A company car is a vehicle provided by the business for both business and private use of an employee who usually is required to travel extensively for their role, for example a regional sales manager. Company cars have pros and cons from the point of view of both the employer and the employee this blog explores these and the alternatives.
It would be classed as a benefit in kind (BIK) if employees use their company car outside of work and therefore would be taxed by HMRC by the employer completing a P11D form. The BIK tax rate on a company car is based on a calculation which takes into consideration the following factors:
- The age of the car
- The fuel type
- The CO2 emissions
- The engine size
- The list price of the car
The amount of company car tax you’ll pay also depends on your personal income tax bracket so a 20% taxpayer would pay 20% of the taxable portion of the car’s P11D value and a 40% taxpayer, would pay 40% on the taxable portion of the P11D value. This amount is usually deducted from the employees pay by receiving a revised tax code notice from HMRC.
Even with BIK tax rates, a company car offers lots of positive benefits including:
- You’re not personally tied into a financial contract
- Insurance, servicing & maintenance are usually covered by the employer
- There’s no depreciation costs as you never own the vehicle
- You get to drive a new model every three or four years
Conversely, a company car also has lots of considerations, including:
- Restrictions set by the employer may mean you do not get a choice of vehicle
- Company BIK tax rates can be expensive for high value vehicles and are linked to the list price of the vehicle not necessarily what the company paid for it.

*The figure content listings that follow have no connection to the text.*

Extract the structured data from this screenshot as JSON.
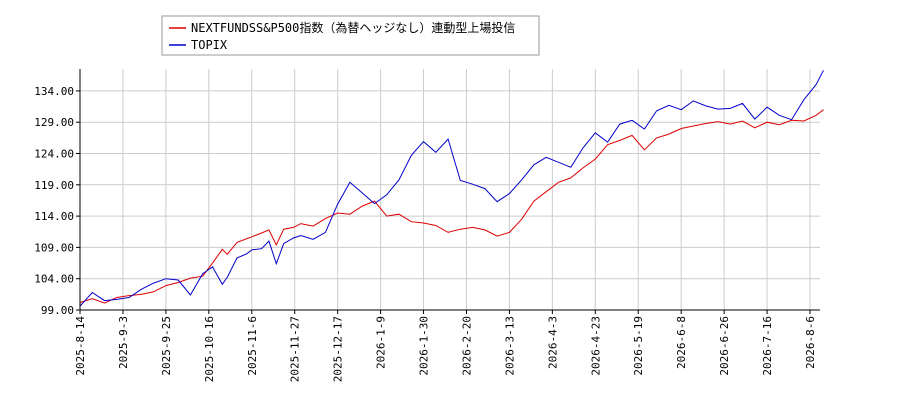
{
  "chart_data": {
    "type": "line",
    "title": "",
    "xlabel": "",
    "ylabel": "",
    "ylim": [
      99.0,
      137.5
    ],
    "y_ticks": [
      "99.00",
      "104.00",
      "109.00",
      "114.00",
      "119.00",
      "124.00",
      "129.00",
      "134.00"
    ],
    "x_ticks": [
      "2025-8-14",
      "2025-9-3",
      "2025-9-25",
      "2025-10-16",
      "2025-11-6",
      "2025-11-27",
      "2025-12-17",
      "2026-1-9",
      "2026-1-30",
      "2026-2-20",
      "2026-3-13",
      "2026-4-3",
      "2026-4-23",
      "2026-5-19",
      "2026-6-8",
      "2026-6-26",
      "2026-7-16",
      "2026-8-6"
    ],
    "grid": true,
    "legend_position": "top-left",
    "series": [
      {
        "name": "NEXTFUNDSS&P500指数（為替ヘッジなし）連動型上場投信",
        "color": "#dd0000",
        "points": [
          [
            0,
            100.2
          ],
          [
            0.5,
            100.8
          ],
          [
            1,
            100.1
          ],
          [
            1.5,
            101.0
          ],
          [
            2,
            101.3
          ],
          [
            2.5,
            101.5
          ],
          [
            3,
            101.9
          ],
          [
            3.5,
            102.9
          ],
          [
            4,
            103.4
          ],
          [
            4.5,
            104.1
          ],
          [
            5,
            104.4
          ],
          [
            5.4,
            106.5
          ],
          [
            5.8,
            108.7
          ],
          [
            6,
            107.9
          ],
          [
            6.4,
            109.8
          ],
          [
            6.8,
            110.4
          ],
          [
            7,
            110.7
          ],
          [
            7.4,
            111.3
          ],
          [
            7.7,
            111.8
          ],
          [
            8,
            109.4
          ],
          [
            8.3,
            111.9
          ],
          [
            8.7,
            112.2
          ],
          [
            9,
            112.8
          ],
          [
            9.5,
            112.4
          ],
          [
            10,
            113.6
          ],
          [
            10.5,
            114.5
          ],
          [
            11,
            114.3
          ],
          [
            11.5,
            115.6
          ],
          [
            12,
            116.4
          ],
          [
            12.5,
            114.0
          ],
          [
            13,
            114.3
          ],
          [
            13.5,
            113.1
          ],
          [
            14,
            112.9
          ],
          [
            14.5,
            112.5
          ],
          [
            15,
            111.4
          ],
          [
            15.5,
            111.9
          ],
          [
            16,
            112.2
          ],
          [
            16.5,
            111.8
          ],
          [
            17,
            110.8
          ],
          [
            17.5,
            111.4
          ],
          [
            18,
            113.5
          ],
          [
            18.5,
            116.4
          ],
          [
            19,
            117.9
          ],
          [
            19.5,
            119.4
          ],
          [
            20,
            120.1
          ],
          [
            20.5,
            121.7
          ],
          [
            21,
            123.1
          ],
          [
            21.5,
            125.4
          ],
          [
            22,
            126.1
          ],
          [
            22.5,
            126.9
          ],
          [
            23,
            124.6
          ],
          [
            23.5,
            126.5
          ],
          [
            24,
            127.1
          ],
          [
            24.5,
            128.0
          ],
          [
            25,
            128.4
          ],
          [
            25.5,
            128.8
          ],
          [
            26,
            129.1
          ],
          [
            26.5,
            128.7
          ],
          [
            27,
            129.2
          ],
          [
            27.5,
            128.1
          ],
          [
            28,
            129.0
          ],
          [
            28.5,
            128.6
          ],
          [
            29,
            129.3
          ],
          [
            29.5,
            129.2
          ],
          [
            30,
            130.1
          ],
          [
            30.3,
            131.0
          ]
        ]
      },
      {
        "name": "TOPIX",
        "color": "#0000cc",
        "points": [
          [
            0,
            99.6
          ],
          [
            0.5,
            101.8
          ],
          [
            1,
            100.5
          ],
          [
            1.5,
            100.7
          ],
          [
            2,
            101.0
          ],
          [
            2.5,
            102.3
          ],
          [
            3,
            103.3
          ],
          [
            3.5,
            104.0
          ],
          [
            4,
            103.8
          ],
          [
            4.5,
            101.4
          ],
          [
            5,
            104.8
          ],
          [
            5.4,
            105.9
          ],
          [
            5.8,
            103.1
          ],
          [
            6,
            104.2
          ],
          [
            6.4,
            107.3
          ],
          [
            6.8,
            108.0
          ],
          [
            7,
            108.6
          ],
          [
            7.4,
            108.8
          ],
          [
            7.7,
            110.0
          ],
          [
            8,
            106.4
          ],
          [
            8.3,
            109.6
          ],
          [
            8.7,
            110.5
          ],
          [
            9,
            110.9
          ],
          [
            9.5,
            110.3
          ],
          [
            10,
            111.4
          ],
          [
            10.5,
            115.9
          ],
          [
            11,
            119.4
          ],
          [
            11.5,
            117.7
          ],
          [
            12,
            116.0
          ],
          [
            12.5,
            117.4
          ],
          [
            13,
            119.8
          ],
          [
            13.5,
            123.7
          ],
          [
            14,
            125.9
          ],
          [
            14.5,
            124.2
          ],
          [
            15,
            126.3
          ],
          [
            15.5,
            119.7
          ],
          [
            16,
            119.1
          ],
          [
            16.5,
            118.4
          ],
          [
            17,
            116.3
          ],
          [
            17.5,
            117.6
          ],
          [
            18,
            119.8
          ],
          [
            18.5,
            122.2
          ],
          [
            19,
            123.4
          ],
          [
            19.5,
            122.6
          ],
          [
            20,
            121.8
          ],
          [
            20.5,
            124.9
          ],
          [
            21,
            127.3
          ],
          [
            21.5,
            125.8
          ],
          [
            22,
            128.7
          ],
          [
            22.5,
            129.3
          ],
          [
            23,
            127.9
          ],
          [
            23.5,
            130.8
          ],
          [
            24,
            131.7
          ],
          [
            24.5,
            131.0
          ],
          [
            25,
            132.4
          ],
          [
            25.5,
            131.6
          ],
          [
            26,
            131.1
          ],
          [
            26.5,
            131.2
          ],
          [
            27,
            132.0
          ],
          [
            27.5,
            129.5
          ],
          [
            28,
            131.4
          ],
          [
            28.5,
            130.1
          ],
          [
            29,
            129.4
          ],
          [
            29.5,
            132.6
          ],
          [
            30,
            135.0
          ],
          [
            30.3,
            137.3
          ]
        ]
      }
    ]
  }
}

- If fuel is included as part of your package, you’ll also need to pay a hefty Fuel Benefit each month
- You never own the car
- If you leave your current job, the car stays with your employer
- You will also have to ensure your car insurance covers business use and commuting
What are the alternatives? – Claiming mileage for using your personal car
You can claim a tax free allowance for business mileage travelled in your personal car. You can charge your company expenses 45p a mile for the first 10,000 miles and 25p a mile after that (this figure takes into account the costs associated with running a vehicle such as insurance, tax and repairs). Claiming mileage has no personal tax implications and the company is able to claim corporation tax relief on these claims. However, if your employer decides you can only claim a lower rate then you can get tax relief for the difference via self-assessment.
Company Car Allowance
A company car allowance is a cash allowance added to your annual salary which allows you to buy or lease a vehicle privately. A company car allowance is becoming increasingly popular with employers as an alternative to a company car as it offers the employee the perks of a new vehicle without the employer having the hassle of managing a fleet of vehicles.
There are no set rules as to the amount that your employer will pay you as a company car allowance but it is generally assumed that the cash you’ll be offered will be roughly what your employer would have paid to lease the company car.
While you do not have to worry about company car tax rates with a company car allowance, as the cash alternative is paid as part of salary, it will be taxed at the normal income tax rate and the contributions from your employer will also be taxed at source, just as your salary is.
What are the pros and cons of a company car allowance?
Once again, it is important to weigh up both the pros and cons of choosing a company car allowance over a company car before deciding whether this option is right for you.
A company car allowance offers many benefits, including:
- You can choose whatever car you want
- If you choose to buy outright, you’ll own the vehicle and can sell it in the future
- If your annual mileage is low, you could be better off financially
- If you already own a car the cash sum may help ease other financial burdens
A company car allowance also has lots of considerations, including:
- You must take the finance out in your own name
- The company car allowance is subject to your rate of personal income tax for the corresponding year
- You will be responsible for paying for your own insurance, maintenance and road tax
- High mileage (10,000+) can make private schemes expensive
As the option that saves you the most money is usually the preferred route for most people, it may be helpful to work out the most cost-effective route for you. One way to do this is to take the monthly car allowance being offered to you and deduct any tax or National Insurance contributions. You then need to add in the tax saving of not driving a company car. Compare this to the costs involved in driving a company car and think about whether the money you have left will allow you to cover your remaining motoring costs such as insurance, repairs and depreciation. Don’t forget to also factor in any fuel benefit offered on the company car.
It is also important to consider your personal circumstances. For instance, if you expect to do a lot of private mileage, then you may be better off with a company car allowance rather than a company car. It also depends on whether you want the security of owning your own vehicle or whether you would prefer to drive a company car to avoid the expense of depreciation.